The lingering open investigations are also fueling defense strategies.
“Taking a page from Trump’s own unsavory and unethical style, his DOJ has become a willing political weapon eager to name and shame the president’s foes and targets before any evidence is gathered, or even charges filed,” Abbe Lowell, a prominent defense lawyer who has collected high-profile clients who could face politically charged cases under Trump.
Lowell currently represents several high-profile people this Trump Justice Department has investigated, charged or attempted to charge. They include: James in New York; the Federal Reserve’s Cook; Rep. Jason Crow, who was among the members of Congress a grand jury declined to charge; journalist Don Lemon; and John Bolton, the national security adviser in Trump’s first term in office.
Lowell, too, has taken a more aggressive and public approach defending clients he has who believe they may be investigated.
He’s also regularly teased the possibility of asking for criminal charges to be dismissed because he alleges the Justice Department has unfairly singled out people to charge. Those types of attempts to have a case dismissed are exceedingly difficult to win in court, but have gotten more traction in front of some judges in recent months.
Action in Florida
The push to charge Brennan, the former CIA director, for his official work in 2016, is part of a broader effort by Quiñones, the US attorney in the Southern District of Florida who has sought to establish himself as a Trump loyalist since taking office last year.

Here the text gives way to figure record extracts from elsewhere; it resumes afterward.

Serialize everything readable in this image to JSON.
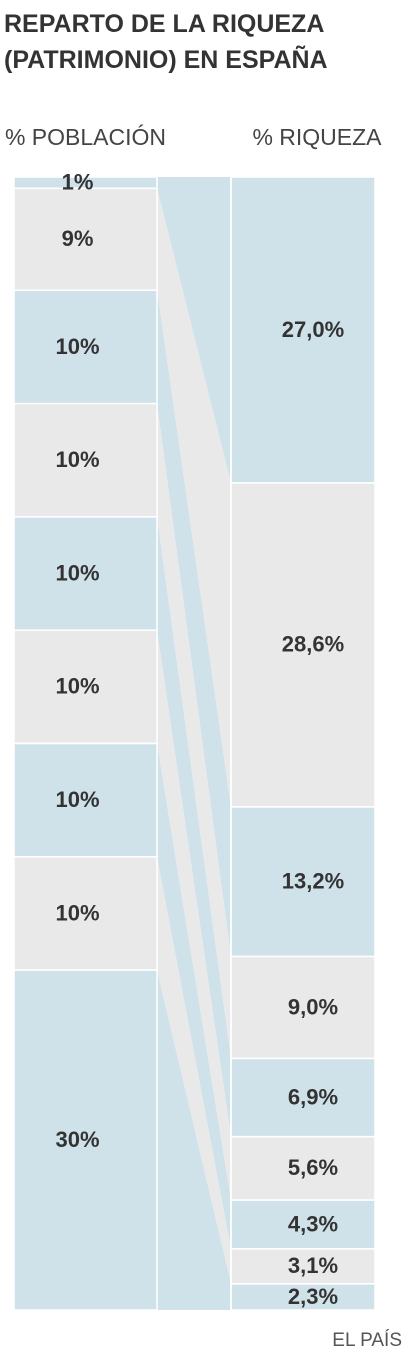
{
  "chart_data": {
    "type": "flow",
    "title": "REPARTO DE LA RIQUEZA (PATRIMONIO) EN ESPAÑA",
    "source": "EL PAÍS",
    "colors": [
      "#cfe2ea",
      "#e9e9e9"
    ],
    "series": [
      {
        "name": "% POBLACIÓN",
        "values": [
          1,
          9,
          10,
          10,
          10,
          10,
          10,
          10,
          30
        ],
        "value_labels": [
          "1%",
          "9%",
          "10%",
          "10%",
          "10%",
          "10%",
          "10%",
          "10%",
          "30%"
        ]
      },
      {
        "name": "% RIQUEZA",
        "values": [
          27.0,
          28.6,
          13.2,
          9.0,
          6.9,
          5.6,
          4.3,
          3.1,
          2.3
        ],
        "value_labels": [
          "27,0%",
          "28,6%",
          "13,2%",
          "9,0%",
          "6,9%",
          "5,6%",
          "4,3%",
          "3,1%",
          "2,3%"
        ]
      }
    ]
  }
}
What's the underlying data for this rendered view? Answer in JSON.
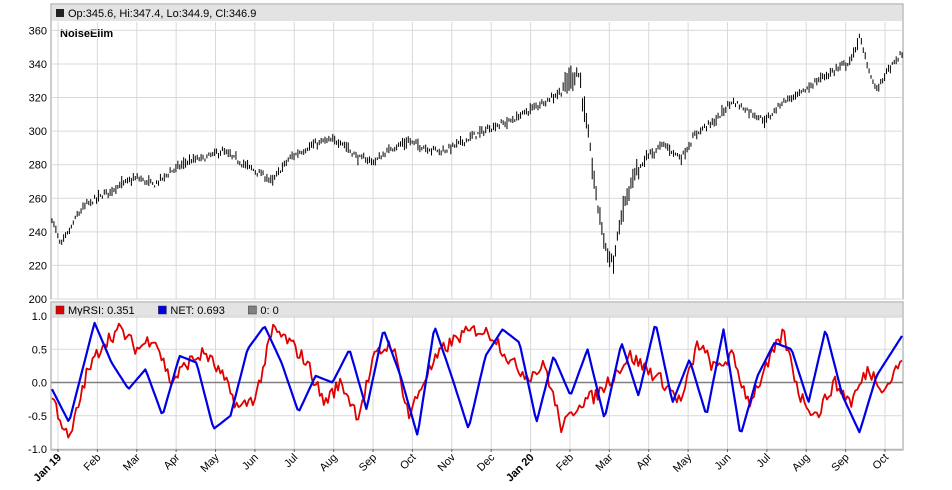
{
  "colors": {
    "price": "#000000",
    "rsi": "#e00000",
    "net": "#0000e6",
    "zero": "#808080",
    "grid": "#d9d9d9",
    "legend_bg": "#e3e3e3"
  },
  "chart_data": [
    {
      "type": "line",
      "panel": "price",
      "series_label": "NoiseElim",
      "legend": "Op:345.6, Hi:347.4, Lo:344.9, Cl:346.9",
      "ylim": [
        200,
        365
      ],
      "yticks": [
        200,
        220,
        240,
        260,
        280,
        300,
        320,
        340,
        360
      ],
      "grid": true,
      "close_series": {
        "t": [
          0,
          0.01,
          0.02,
          0.03,
          0.04,
          0.06,
          0.08,
          0.1,
          0.12,
          0.14,
          0.16,
          0.18,
          0.2,
          0.22,
          0.24,
          0.26,
          0.27,
          0.28,
          0.3,
          0.32,
          0.34,
          0.36,
          0.38,
          0.4,
          0.42,
          0.44,
          0.46,
          0.48,
          0.5,
          0.52,
          0.54,
          0.56,
          0.58,
          0.6,
          0.61,
          0.62,
          0.63,
          0.64,
          0.65,
          0.66,
          0.67,
          0.68,
          0.7,
          0.72,
          0.74,
          0.76,
          0.78,
          0.8,
          0.82,
          0.84,
          0.86,
          0.88,
          0.9,
          0.92,
          0.94,
          0.95,
          0.96,
          0.97,
          0.98,
          1.0
        ],
        "v": [
          248,
          232,
          240,
          250,
          256,
          262,
          268,
          272,
          268,
          276,
          282,
          284,
          288,
          282,
          276,
          270,
          278,
          284,
          290,
          294,
          294,
          284,
          282,
          290,
          294,
          290,
          288,
          293,
          298,
          303,
          306,
          312,
          318,
          324,
          332,
          334,
          300,
          262,
          234,
          220,
          250,
          268,
          285,
          292,
          284,
          300,
          306,
          318,
          312,
          306,
          318,
          322,
          330,
          336,
          342,
          356,
          338,
          324,
          334,
          346
        ]
      }
    },
    {
      "type": "line",
      "panel": "indicator",
      "ylim": [
        -1.0,
        1.0
      ],
      "yticks": [
        -1.0,
        -0.5,
        0.0,
        0.5,
        1.0
      ],
      "ytick_labels": [
        "-1.0",
        "-0.5",
        "0.0",
        "0.5",
        "1.0"
      ],
      "grid": true,
      "legend": [
        {
          "label": "MyRSI: 0.351",
          "color": "#e00000"
        },
        {
          "label": "NET: 0.693",
          "color": "#0000e6"
        },
        {
          "label": "0: 0",
          "color": "#808080"
        }
      ],
      "x_labels": [
        "Jan 19",
        "Feb",
        "Mar",
        "Apr",
        "May",
        "Jun",
        "Jul",
        "Aug",
        "Sep",
        "Oct",
        "Nov",
        "Dec",
        "Jan 20",
        "Feb",
        "Mar",
        "Apr",
        "May",
        "Jun",
        "Jul",
        "Aug",
        "Sep",
        "Oct"
      ],
      "x_labels_bold": [
        "Jan 19",
        "Jan 20"
      ],
      "series": [
        {
          "name": "NET",
          "t": [
            0,
            0.02,
            0.05,
            0.07,
            0.09,
            0.11,
            0.13,
            0.15,
            0.17,
            0.19,
            0.21,
            0.23,
            0.25,
            0.27,
            0.29,
            0.31,
            0.33,
            0.35,
            0.37,
            0.39,
            0.41,
            0.43,
            0.45,
            0.47,
            0.49,
            0.51,
            0.53,
            0.55,
            0.57,
            0.59,
            0.61,
            0.63,
            0.65,
            0.67,
            0.69,
            0.71,
            0.73,
            0.75,
            0.77,
            0.79,
            0.81,
            0.83,
            0.85,
            0.87,
            0.89,
            0.91,
            0.93,
            0.95,
            0.97,
            1.0
          ],
          "values": [
            -0.1,
            -0.6,
            0.9,
            0.3,
            -0.1,
            0.2,
            -0.5,
            0.4,
            0.3,
            -0.7,
            -0.5,
            0.5,
            0.85,
            0.3,
            -0.45,
            0.1,
            0.0,
            0.5,
            -0.4,
            0.8,
            0.1,
            -0.8,
            0.85,
            0.1,
            -0.7,
            0.4,
            0.8,
            0.6,
            -0.6,
            0.4,
            -0.2,
            0.5,
            -0.55,
            0.6,
            -0.2,
            0.9,
            -0.3,
            0.35,
            -0.5,
            0.8,
            -0.8,
            0.1,
            0.6,
            0.5,
            -0.3,
            0.8,
            -0.2,
            -0.75,
            0.1,
            0.7
          ]
        },
        {
          "name": "MyRSI",
          "t": [
            0,
            0.02,
            0.04,
            0.06,
            0.08,
            0.1,
            0.12,
            0.14,
            0.16,
            0.18,
            0.2,
            0.22,
            0.24,
            0.26,
            0.28,
            0.3,
            0.32,
            0.34,
            0.36,
            0.38,
            0.4,
            0.42,
            0.44,
            0.46,
            0.48,
            0.5,
            0.52,
            0.54,
            0.56,
            0.58,
            0.6,
            0.62,
            0.64,
            0.66,
            0.68,
            0.7,
            0.72,
            0.74,
            0.76,
            0.78,
            0.8,
            0.82,
            0.84,
            0.86,
            0.88,
            0.9,
            0.92,
            0.94,
            0.96,
            0.98,
            1.0
          ],
          "values": [
            -0.2,
            -0.9,
            0.1,
            0.6,
            0.8,
            0.5,
            0.7,
            0.0,
            0.3,
            0.45,
            0.1,
            -0.4,
            -0.2,
            0.8,
            0.6,
            0.3,
            -0.3,
            0.0,
            -0.5,
            0.4,
            0.6,
            -0.5,
            0.1,
            0.5,
            0.7,
            0.8,
            0.7,
            0.3,
            0.1,
            0.25,
            -0.7,
            -0.3,
            -0.2,
            0.1,
            0.4,
            0.2,
            0.0,
            -0.3,
            0.6,
            0.2,
            0.4,
            -0.3,
            0.2,
            0.75,
            -0.2,
            -0.5,
            0.0,
            -0.3,
            0.2,
            -0.1,
            0.35
          ]
        },
        {
          "name": "0",
          "t": [
            0,
            1
          ],
          "values": [
            0,
            0
          ]
        }
      ]
    }
  ]
}
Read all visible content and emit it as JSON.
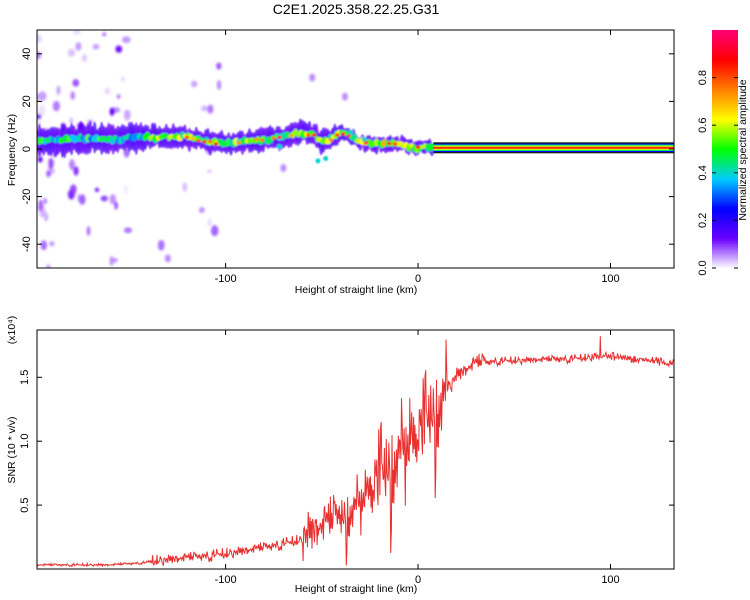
{
  "title": "C2E1.2025.358.22.25.G31",
  "chart_data": [
    {
      "type": "heatmap",
      "name": "spectrogram",
      "xlabel": "Height of straight line (km)",
      "ylabel": "Frequency (Hz)",
      "xlim": [
        -198,
        133
      ],
      "ylim": [
        -50,
        50
      ],
      "x_ticks": [
        -100,
        0,
        100
      ],
      "y_ticks": [
        -40,
        -20,
        0,
        20,
        40
      ],
      "colorbar": {
        "label": "Normalized spectral amplitude",
        "range": [
          0.0,
          1.0
        ],
        "ticks": [
          0.0,
          0.2,
          0.4,
          0.6,
          0.8
        ],
        "colormap": [
          "#ffffff",
          "#6a00ff",
          "#0000ff",
          "#00ccff",
          "#00ff00",
          "#ffff00",
          "#ff8000",
          "#ff0000",
          "#ff0077"
        ]
      },
      "ridge": {
        "x": [
          -198,
          -180,
          -160,
          -140,
          -120,
          -110,
          -100,
          -90,
          -80,
          -70,
          -60,
          -55,
          -50,
          -45,
          -40,
          -35,
          -30,
          -25,
          -20,
          -15,
          -10,
          -5,
          0,
          5,
          10,
          40,
          80,
          133
        ],
        "y": [
          3,
          4,
          4,
          5,
          5,
          3,
          2,
          3,
          4,
          5,
          7,
          6,
          3,
          4,
          7,
          5,
          3,
          2,
          2,
          2,
          2,
          1,
          0.5,
          0.5,
          0.5,
          0.5,
          0.5,
          0.5
        ]
      },
      "noise_region_x": [
        -198,
        -135
      ],
      "stable_line_x": [
        8,
        133
      ],
      "stable_line_y": 0.5
    },
    {
      "type": "line",
      "name": "snr",
      "xlabel": "Height of straight line (km)",
      "ylabel": "SNR (10 * v/v)",
      "y_multiplier": "(x10⁴)",
      "xlim": [
        -198,
        133
      ],
      "ylim": [
        0,
        1.87
      ],
      "x_ticks": [
        -100,
        0,
        100
      ],
      "y_ticks": [
        0.5,
        1.0,
        1.5
      ],
      "line_color": "#e83030",
      "trend": {
        "x": [
          -198,
          -160,
          -140,
          -120,
          -100,
          -80,
          -60,
          -50,
          -40,
          -30,
          -20,
          -10,
          0,
          10,
          20,
          30,
          40,
          60,
          80,
          100,
          120,
          133
        ],
        "y": [
          0.03,
          0.03,
          0.05,
          0.08,
          0.11,
          0.16,
          0.22,
          0.3,
          0.4,
          0.52,
          0.72,
          0.9,
          1.05,
          1.28,
          1.5,
          1.6,
          1.62,
          1.63,
          1.64,
          1.66,
          1.63,
          1.6
        ]
      }
    }
  ]
}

Brennan’s attorneys just before Christmas made the unusual move of writing to the chief judge in Miami with their accusations of unfair grand jury activity. The lawyers said they believed Quiñones was attempting to investigate Brennan through a Fort Pierce, Florida-based grand jury, under the direction of Trump-appointed Judge Aileen Cannon. Cannon in Ft. Pierce previously dismissed the criminal case against Trump.
Yet if Brennan were to be charged, it may be in Washington, DC, according to people briefed on the matter. There, prosecutors would face a grand jury that may be much less willing to indict a former administration official that Trump publicly criticizes.
Prosecutors have focused on allegations from congressional Republicans that Brennan made false statements in testimony to Congress in 2017 and 2023 about the Intelligence Community Assessment.
Brennan testified that the CIA was not involved with the now-discredited Steele dossier — which alleged that the Trump campaign colluded with the Kremlin to win the 2016 election — and its inclusion in the Intelligence Community Assessment. Republican lawmakers have claimed that Brennan was in fact aware of the dossier’s inclusion in the report.
Brennan has denied any wrongdoing.
“Not surprisingly, this unrelenting presidential pressure to pursue political targets without regard to the law or facts has resulted in an unprecedented spike in the incidence of irregular prosecutorial conduct, especially in relation to grand jury investigations and charging decisions relating to matters of political interest to the President,” Brennan’s attorneys wrote in the December letter to Southern District of Florida Chief Judge Cecilia Altonaga.
CNN’s Paula Reid contributed to this report.